Elizabeth Moss has the tricky role of Martha, who Hellman does no favours to with a fairly sketchily-written character. Hellman builds up to Martha's big reveal of being a lesbian but it comes as no surprise as she has her react so obviously to Karen's lover Joe, another character that in Hellman's hands is little less than a cypher. It is a testament to Moss' tenacity as a performer that she manages to bring some light and shade to the character.
As I said earlier, I went to see my 70s screen queens and I wasn't disappointed. Ellen Burstyn was exquisite as the matriarch of Lancet - she has a particularly musical voice and so it was a pleasure to hear as well as see her. Her last scene as a woman weighed-down with her guilt was beautifully played and made one wish that her role was bigger.

Sadly she had to share most of her scenes with the staggeringly awful Bryony Hannah as Mary.
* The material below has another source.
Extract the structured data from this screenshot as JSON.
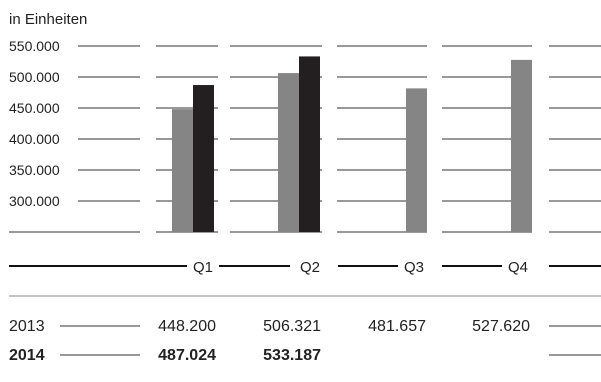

I guess I might have been spoilt as at the National Theatre in 1994 Mary was played by a young Emily Watson who was sensational - here Hannah plays the role like a gibbering schizo making it incomprehensible why anyone would believe her as she is obviously a mental.

Carol Kane played Lily Mortar, Martha's irritating aunt with a hazy history as a successful touring actress who now teaches language and deportment. She was submerged in the first scene due to having to share the stage with some of the worst 'schoolgirl' acting I have yet to see but after that she was a delight - her fluffy exterior masking a self-centred heart.
Rickson's stark production is aided immeasurably by Mark Thompson's clapboard schoolroom set and the excellent subtle lighting of Neil Austin.

As I said I was more engaged than I expected to be by Hellman's melodrama which is thanks to Ian Rickson's vision for the play but within that vision, something akin to an emotional core was missing.